Reliable data are essential when planning a quality improvement project. The use of several independent data sources will increase the chance of success. In this instance, the main outcome data (LOS and readmissions) came from the MBSAQIP registry, which is housed within the bariatric program. The more granular data (pain and nausea scores, narcotic and antiemetic use) were retrieved from the electronic health record. Use of multiple sources means that failure of one data source still leaves a usable, albeit more limited, data set.
Nursing engagement and buy-in is the key to implementing new patient care protocols. In addition, if house staff provide some aspects of patient care they must always be abreast of changes and implementations of new portions of the protocol because they are on the front lines for nursing calls and order entry. They also can be used as points of contact to educate nursing and ancillary staff.

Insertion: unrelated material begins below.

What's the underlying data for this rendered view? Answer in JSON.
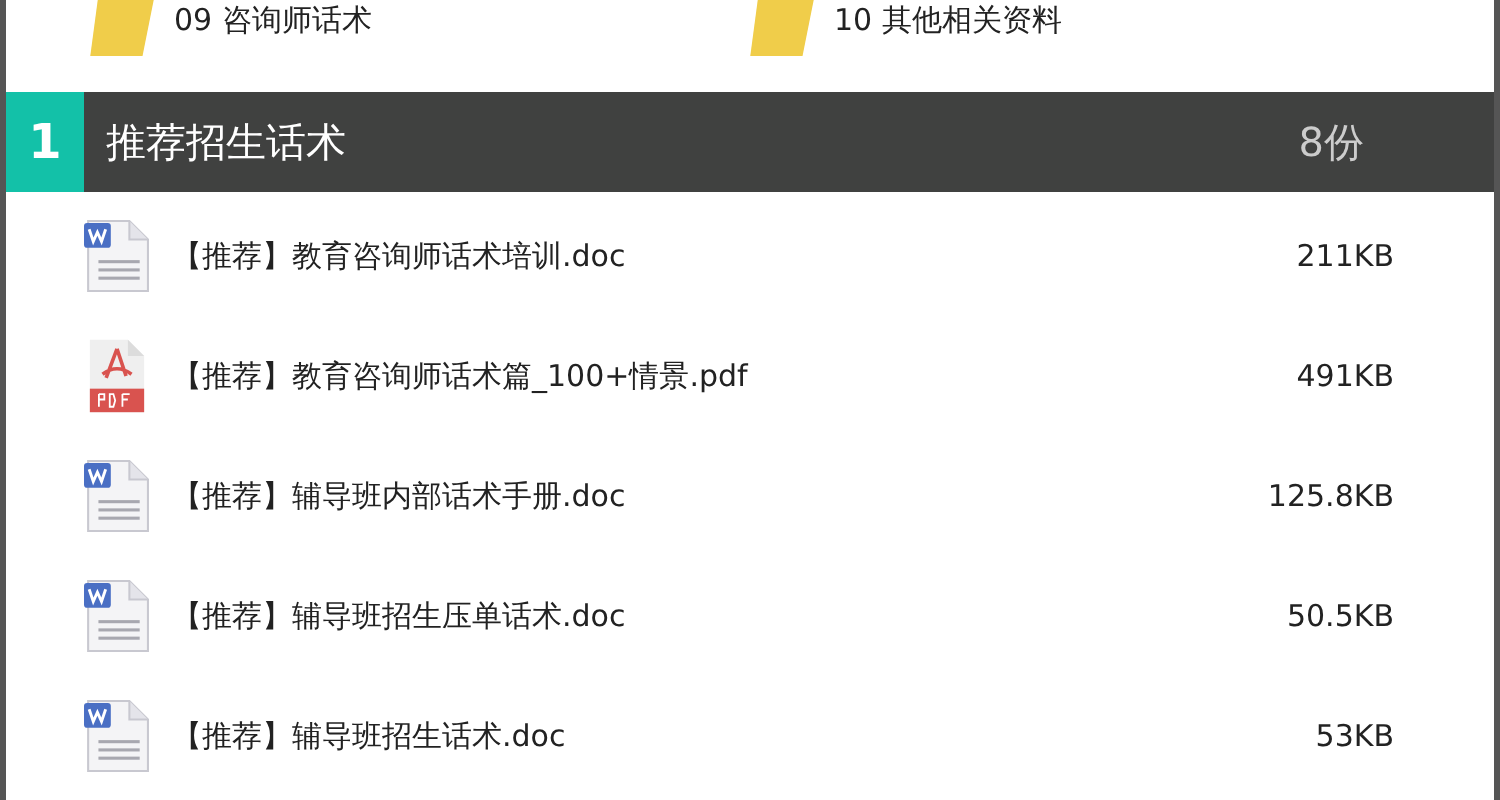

Departmental support should follow easily if cost and LOS can be decreased. Demonstrating cost savings and reductions in LOS requires data analysis and review periodically as the intervention is implemented.
Sustaining change requires focused and unwavering pressure. At least one or two primary stakeholders and champions must be involved. Having a passionate, steady, and vocal advocate keeps these projects on track and moving forward. Interventions should be supported with data from the literature, as well as expert provider consensus.
Communication via national meetings with colleagues and with other experts can lead to new ideas. Much of our protocol was pieced together via communal experiences and communication throughout the bariatric surgery community.